Before I noticed, its body started to swell, some nasty meat chunks popping up and bubbling here and there. “I pierced the core. Here it comes…” It grew bigger, fatter, nastier, until it was twice its original size. Then gifted me with a totally free kobold blood bath treatment, gut pieces included.
“Really?! It’s the third time in the day!”
“Stop complaining and get your ass back here! I can’t hold the frontlines all alone!” Norton used his broadsword as a shield, blocking two incoming spikemadillos. They crashed on the plain part of the blade (which, to be honest, was wide enough to make a paladin’s shield envious), sparks blew from the crash, and the spike balls bounced back, flying all across the room.
“It’s not my fault you guided us into a spawn room!” To be honest I knew it was a douche move to blame a party member for a bad decision they make (we all make mistakes, don’t we?) so to make up for that I dashed towards him and sliced in a half a kobold trying to get him from behind. This time, making sure I didn’t hit the core.
“Sorry” I said. “I’m just a little bit off right now.”
Norton snorted. “Yeah, I heard kobold baths can do that to people.”
I laughed. “Better not to do it again, then.”
“We’re in the middle of a fight, people!” Anne nagged us from the rearguard, as usual. “Leave your brother bonding stuff for later!”
This text was taken from Royal Road. Help the author by reading the original version there.
“I though your job was healing us, not being our mother!” I answered back, lifting my shield up again and taking the full brunt of a spikemadillo bash. I stomped on the ground, forcing it back and throwing it out of balance. It crashed hard against one of the room’s walls, the momentum it had built up so far worked against him, and the spikes on its shell got stuck on the cobblestone.
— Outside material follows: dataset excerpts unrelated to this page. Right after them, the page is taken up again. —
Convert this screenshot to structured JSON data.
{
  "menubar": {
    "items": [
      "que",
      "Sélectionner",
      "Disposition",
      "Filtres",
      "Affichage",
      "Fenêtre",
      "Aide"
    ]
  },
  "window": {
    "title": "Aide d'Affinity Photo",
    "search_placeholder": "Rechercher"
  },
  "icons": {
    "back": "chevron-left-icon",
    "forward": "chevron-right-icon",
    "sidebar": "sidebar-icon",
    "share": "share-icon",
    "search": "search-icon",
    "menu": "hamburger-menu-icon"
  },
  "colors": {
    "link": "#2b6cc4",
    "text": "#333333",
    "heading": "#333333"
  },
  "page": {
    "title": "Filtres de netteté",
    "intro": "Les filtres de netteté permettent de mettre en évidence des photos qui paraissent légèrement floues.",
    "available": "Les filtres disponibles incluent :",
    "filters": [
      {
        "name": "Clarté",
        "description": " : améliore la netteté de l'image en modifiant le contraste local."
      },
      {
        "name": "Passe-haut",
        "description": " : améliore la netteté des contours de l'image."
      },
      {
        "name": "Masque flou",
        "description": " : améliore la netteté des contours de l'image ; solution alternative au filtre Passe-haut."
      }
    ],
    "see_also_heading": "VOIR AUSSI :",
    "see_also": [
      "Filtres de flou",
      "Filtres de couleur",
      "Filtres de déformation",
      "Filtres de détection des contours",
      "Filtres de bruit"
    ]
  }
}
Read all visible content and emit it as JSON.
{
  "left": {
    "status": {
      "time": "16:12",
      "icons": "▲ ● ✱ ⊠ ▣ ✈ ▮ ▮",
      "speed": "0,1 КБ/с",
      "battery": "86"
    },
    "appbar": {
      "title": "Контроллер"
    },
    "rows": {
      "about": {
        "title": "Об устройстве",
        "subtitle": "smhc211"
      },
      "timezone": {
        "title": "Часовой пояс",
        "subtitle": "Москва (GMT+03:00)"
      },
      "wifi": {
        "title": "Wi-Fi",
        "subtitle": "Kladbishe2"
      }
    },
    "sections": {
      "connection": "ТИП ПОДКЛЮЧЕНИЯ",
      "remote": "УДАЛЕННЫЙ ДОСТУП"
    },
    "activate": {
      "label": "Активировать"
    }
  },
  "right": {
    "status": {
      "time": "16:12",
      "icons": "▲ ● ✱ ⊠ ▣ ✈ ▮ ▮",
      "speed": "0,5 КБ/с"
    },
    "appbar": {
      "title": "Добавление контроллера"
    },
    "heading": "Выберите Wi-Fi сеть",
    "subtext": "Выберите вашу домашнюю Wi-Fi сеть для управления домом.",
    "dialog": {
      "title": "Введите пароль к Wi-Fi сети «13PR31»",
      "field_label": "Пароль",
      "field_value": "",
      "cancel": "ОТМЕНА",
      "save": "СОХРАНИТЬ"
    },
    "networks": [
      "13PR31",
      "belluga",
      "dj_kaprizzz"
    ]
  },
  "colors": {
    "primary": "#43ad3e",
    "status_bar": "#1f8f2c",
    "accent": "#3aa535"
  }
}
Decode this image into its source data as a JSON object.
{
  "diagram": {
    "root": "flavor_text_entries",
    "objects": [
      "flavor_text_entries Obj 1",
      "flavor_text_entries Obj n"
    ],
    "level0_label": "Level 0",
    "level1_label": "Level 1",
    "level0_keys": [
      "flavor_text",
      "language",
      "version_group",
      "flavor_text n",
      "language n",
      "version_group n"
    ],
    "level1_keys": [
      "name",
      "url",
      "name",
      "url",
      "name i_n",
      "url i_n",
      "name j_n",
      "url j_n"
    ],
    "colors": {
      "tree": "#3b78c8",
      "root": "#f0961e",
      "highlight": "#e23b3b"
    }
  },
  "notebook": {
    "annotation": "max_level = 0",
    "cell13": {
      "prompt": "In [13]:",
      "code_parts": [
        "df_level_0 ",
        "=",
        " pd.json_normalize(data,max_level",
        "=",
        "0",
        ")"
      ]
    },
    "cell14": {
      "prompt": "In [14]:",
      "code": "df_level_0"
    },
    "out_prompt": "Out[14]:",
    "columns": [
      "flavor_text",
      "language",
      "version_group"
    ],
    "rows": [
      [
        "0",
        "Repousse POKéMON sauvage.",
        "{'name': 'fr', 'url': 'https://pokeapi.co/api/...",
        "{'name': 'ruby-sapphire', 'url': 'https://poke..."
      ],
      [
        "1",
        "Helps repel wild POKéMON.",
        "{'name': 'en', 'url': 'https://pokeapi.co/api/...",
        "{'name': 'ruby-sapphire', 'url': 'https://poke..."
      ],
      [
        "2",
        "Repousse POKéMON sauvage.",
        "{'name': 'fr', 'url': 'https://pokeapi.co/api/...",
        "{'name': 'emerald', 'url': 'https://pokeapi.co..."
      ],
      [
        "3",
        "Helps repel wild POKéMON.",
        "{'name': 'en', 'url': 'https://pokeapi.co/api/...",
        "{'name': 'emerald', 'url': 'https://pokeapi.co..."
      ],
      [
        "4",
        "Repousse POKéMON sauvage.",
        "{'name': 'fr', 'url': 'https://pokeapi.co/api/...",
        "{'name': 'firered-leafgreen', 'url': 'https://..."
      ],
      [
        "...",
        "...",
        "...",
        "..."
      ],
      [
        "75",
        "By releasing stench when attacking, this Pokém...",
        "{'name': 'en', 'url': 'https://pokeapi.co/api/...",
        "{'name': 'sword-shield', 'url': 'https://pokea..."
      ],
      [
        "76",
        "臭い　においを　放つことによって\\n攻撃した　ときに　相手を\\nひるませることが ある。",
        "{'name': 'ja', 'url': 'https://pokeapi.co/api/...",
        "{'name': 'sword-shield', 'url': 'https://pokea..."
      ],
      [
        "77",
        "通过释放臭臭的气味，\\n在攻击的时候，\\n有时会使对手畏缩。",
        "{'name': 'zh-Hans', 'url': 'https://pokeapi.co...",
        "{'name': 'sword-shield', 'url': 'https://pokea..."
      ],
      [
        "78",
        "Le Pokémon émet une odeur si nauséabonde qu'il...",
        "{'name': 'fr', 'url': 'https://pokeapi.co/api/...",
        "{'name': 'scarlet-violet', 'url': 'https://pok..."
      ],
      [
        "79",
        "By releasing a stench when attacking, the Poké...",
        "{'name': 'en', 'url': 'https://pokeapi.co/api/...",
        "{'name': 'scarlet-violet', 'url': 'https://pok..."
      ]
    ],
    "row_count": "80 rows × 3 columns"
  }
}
It rolled back out of himself, losing the ball shape and now looking as if a weasel had tied up a durian husk on its back.
“That’s one less” I said, taking advantage of the moment and piercing it with the tip of my sword.
Anne’s spoke. Or rather, chanted, in that eerie voice tone mages used when the chanted their spells. As if speaking with two voices at the time.
“Falth Est Kale Sumirath…” The tip of her staff glowed, her hair danced in the wind as that mysterious force that always preceded a spell enveloped her. Four magic circles, each concentric but misplaced like puzzle pieces, floated up in the middle of the air. She closed her eyes, and the circles began to rotate and mount into each other, pushed by Anne’s will. When the composed circle was ready, she opened her eyes, hit the ground with the end of her staff, and activated the spell.
~Lesser Purge Aura~
Then, everything inside the spell area, with her at the very center, was cleaned from filth. Dust, blood, guts, even things like sweat and odor, all disappeared in a blink of an eye.
“Now that’s what I was talking about” I said, giving her a thumbs up. “See, you’re pretty damn nice when you’re not grumbling around.”
“Keep ticking me off and I’ll set you on fire! Now take care of the rest! I’m starting to run out of will.” She might want to sound cool and annoyed and all, but the flush on her face told her off. We all knew how big of a tsundere our party healer was.
“Aye aye, captmom!”
Norton rushed forward, carrying his blade on his shoulder. He was building speed… And his blade was twinkling? Oh, he was going to use that huh. Showed how much he wanted to end this.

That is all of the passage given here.